(1.) CAN , in India, a subsidiary of a subsidiary of a holding company be treated as the subsidiary of the holding company even if the holding company is not registered in India and functions, in India, through its subsidiary, which is not registered, in India, as a company under the Companies Act, 1956, but which, in turn, functions through its subsidiary, which is registered, in India, as a company under the Companies Act, 1956? When a subsidiary is a wholly owned subsidiary of the holding company, can the law ever treat the activities, acts or omissions of such a subsidiary as the activities, acts or omissions of its holding company? These are the two questions of paramount importance, which this writ petition has raised.
(2.) THIS writ petition is unusual. Unusual, because, in the present case, the writ petitioners, instead of attacking the respondents, are themselves under attack, for, the writ petitioners are accused by the respondents to have suppressed the truth, made incorrect, false and misleading statements, in their writ petition, in order to persuade the High Court to restrain, in exercise of its powers under Article 226 of the Constitution of India, the State respondents from receiving, pursuant to a tender process, a model of pacemaker, which was, in public interest, selected consciously by the State respondents for the common good of cardiac patients of the three medical colleges, in Assam, following a decision -making process, which was, otherwise, completely fair, entirely transparent and wholly legal.

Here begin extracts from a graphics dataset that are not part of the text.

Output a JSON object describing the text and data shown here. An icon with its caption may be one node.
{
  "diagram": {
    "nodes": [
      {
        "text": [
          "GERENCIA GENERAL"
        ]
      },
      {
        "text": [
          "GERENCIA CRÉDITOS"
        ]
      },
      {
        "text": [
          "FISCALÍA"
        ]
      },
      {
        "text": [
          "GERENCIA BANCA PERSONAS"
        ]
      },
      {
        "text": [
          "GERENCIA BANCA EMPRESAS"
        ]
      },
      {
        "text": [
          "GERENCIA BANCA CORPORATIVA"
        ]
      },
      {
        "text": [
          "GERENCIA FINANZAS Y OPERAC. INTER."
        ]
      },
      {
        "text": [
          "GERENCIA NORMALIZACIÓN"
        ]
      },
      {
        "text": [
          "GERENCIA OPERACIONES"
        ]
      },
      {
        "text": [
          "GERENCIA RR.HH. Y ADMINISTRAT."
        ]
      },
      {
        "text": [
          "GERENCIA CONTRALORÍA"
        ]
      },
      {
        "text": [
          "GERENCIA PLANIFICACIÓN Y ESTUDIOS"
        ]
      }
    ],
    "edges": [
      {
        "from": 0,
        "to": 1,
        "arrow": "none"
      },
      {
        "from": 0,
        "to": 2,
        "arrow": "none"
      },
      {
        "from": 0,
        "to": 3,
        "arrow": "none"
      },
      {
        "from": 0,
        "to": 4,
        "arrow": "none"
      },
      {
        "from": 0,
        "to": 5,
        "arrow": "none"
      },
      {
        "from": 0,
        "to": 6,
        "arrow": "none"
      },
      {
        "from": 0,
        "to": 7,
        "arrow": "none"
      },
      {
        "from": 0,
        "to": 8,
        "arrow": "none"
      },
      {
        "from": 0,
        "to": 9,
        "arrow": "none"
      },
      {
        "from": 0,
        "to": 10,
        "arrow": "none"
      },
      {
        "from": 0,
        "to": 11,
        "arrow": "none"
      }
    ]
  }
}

(3.) THIS writ petition, as succinctly indicated above, receives resistance, at its very threshold, from the respondents on the ground that the writ petition suffers from suppression of material facts and is largely based on incorrect, false and misleading statements and that it is on the strength of such incorrect, false and misleading statements that the writ petitioners have procured interim direction(s) from this Court. It is also alleged that after the writ petitioners were found to have obtained interim order(s) by misleading this Court, the petitioners have tried to save themselves by projecting a case, which is substantially different from what the case, originally, presented before this Court was.